The theater is increasingly filled with new audiences

The theater is increasingly filled with new audiences


NOS News

Where is the culture sector after Corona? resist In order to fill the halls, the theater has recently reached out to a new audience: young, diverse and hitherto unfamiliar with the stage. This is what directors and programmers say from different theaters in the Netherlands.

Take the Moroccan-Dutch community, for example. Until recently, she was underrepresented among theatergoers. It also came Investigation From the SCP: Young people with a non-Western background in particular are less visible in theater than those with an Indigenous background.

So something is changing, although it seems that it is mainly the large-scale makers who are able to get other groups to participate in their offerings.

Before the theater sent the bill, my show was sold out.

Jawad Al Soufi is a playwright and comedian

“That’s not the question,” says playwright and comedian Jawad al-Soufi, better known by his pen name Sloughi. He debuted his own solo show in 2020 and has rarely left venues throughout the Netherlands and Belgium since then. He had already noticed then that there was enough enthusiasm for the theater in the Moroccan-Dutch community, among others.

And though theaters haven’t seen it that way yet, Al Soufi was steadfast: “For my first performance, I went to the Rotterdam theater and asked if I could put on a show. I have 10,000 followers on Instagram and if only 10 percent have it I told them to buy a hall ticket.” It’s already sold out.”

own photo

Jawad Al-Sufi

Fellow artist Hamza Benamira also recalled this request from the Moroccan-Dutch community when he founded the comedy group Borrelnootjez twelve years ago: “I noticed at the time that there was a need for live performances. When we created the first group in 2011, there was no in No time. Times are sold out in all major cities in the Netherlands.”

According to Benmira, it’s only a matter of time before there are more supplies from directors and theaters: “We’re the first generation that can handle that kind of thing. Our parents were busy making ends meet and surviving.” It also reminds Benmira Najib Amahli. “He was the only one doing a nightclub at the time. There was little on offer.”
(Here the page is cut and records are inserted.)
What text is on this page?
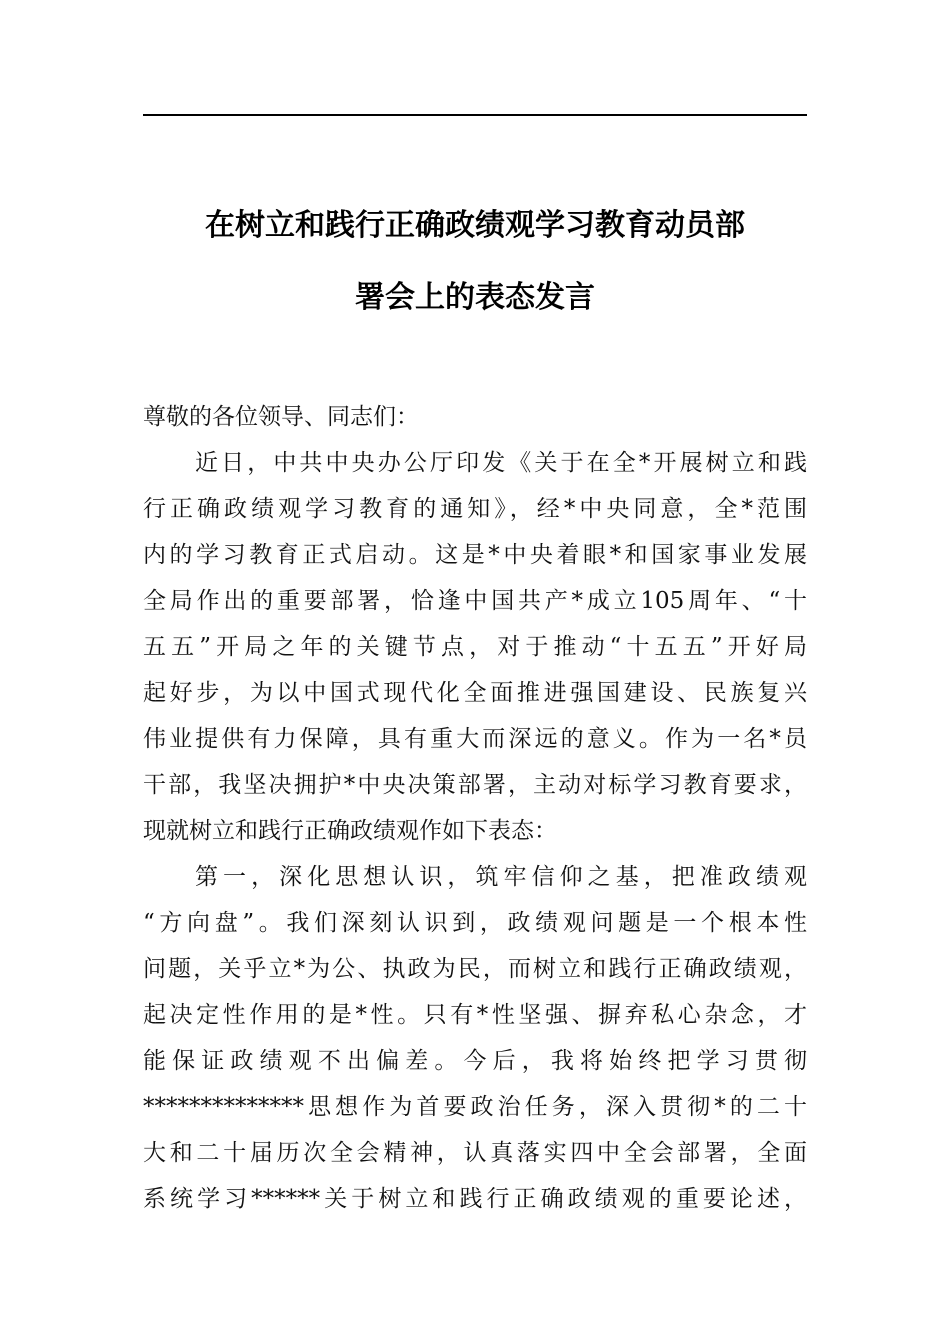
在树立和践行正确政绩观学习教育动员部
署会上的表态发言
尊敬的各位领导、同志们：
近日，中共中央办公厅印发《关于在全*开展树立和践
行正确政绩观学习教育的通知》，经*中央同意，全*范围
内的学习教育正式启动。这是*中央着眼*和国家事业发展
全局作出的重要部署，恰逢中国共产*成立105周年、“十
五五”开局之年的关键节点，对于推动“十五五”开好局
起好步，为以中国式现代化全面推进强国建设、民族复兴
伟业提供有力保障，具有重大而深远的意义。作为一名*员
干部，我坚决拥护*中央决策部署，主动对标学习教育要求，
现就树立和践行正确政绩观作如下表态：
第一，深化思想认识，筑牢信仰之基，把准政绩观
“方向盘”。我们深刻认识到，政绩观问题是一个根本性
问题，关乎立*为公、执政为民，而树立和践行正确政绩观，
起决定性作用的是*性。只有*性坚强、摒弃私心杂念，才
能保证政绩观不出偏差。今后，我将始终把学习贯彻
**************思想作为首要政治任务，深入贯彻*的二十
大和二十届历次全会精神，认真落实四中全会部署，全面
系统学习******关于树立和践行正确政绩观的重要论述，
For Borrelnootjez, it’s about being able to get to know yourself, he explains. “In America you had DefJam and black comedy, we used to watch that. We saw full halls with mainly African-American audiences and thought: We Dutch Moors want this too. With things we could identify with, with which we could identify the type of humor we’ve got “.

new movement

For this reason, managers and programmers of different theaters also try to match supply and demand. So is Bram Jacobs, responsible for programming at the Parktheater in Eindhoven. And he explains that since the emergence of Corona, there has been a break in the trend in the theater world.

Diversity is recognition

For Yassine Boussaid, director at Amsterdam’s Meervaart, variety goes further: “You’re not diverse if you just write ‘Sloegie’, you’re only diverse if you book ‘Sloegie’ and John van Erd. For everyone, that’s all there is to it.” command.”

“I don’t have a problem with monocultures in the room,” Boussaid continues. “Just the perception that this group belongs to only one type of person is misconception. It’s a multi-layered group and you have to show them something else. It’s about expanding the frames of reference and you can achieve that through cross-pollination in the lobby – different types of reception of people in the theater “.

They create this cross-pollination of Meervaart by making theater accessible to people of all socio-economic classes. Boussaid mentions the Amsterdam Municipal Pass, with which low-income residents can attend the show for free or at a reduced rate. “This is how you enrich people and inspire them to have a good night out.”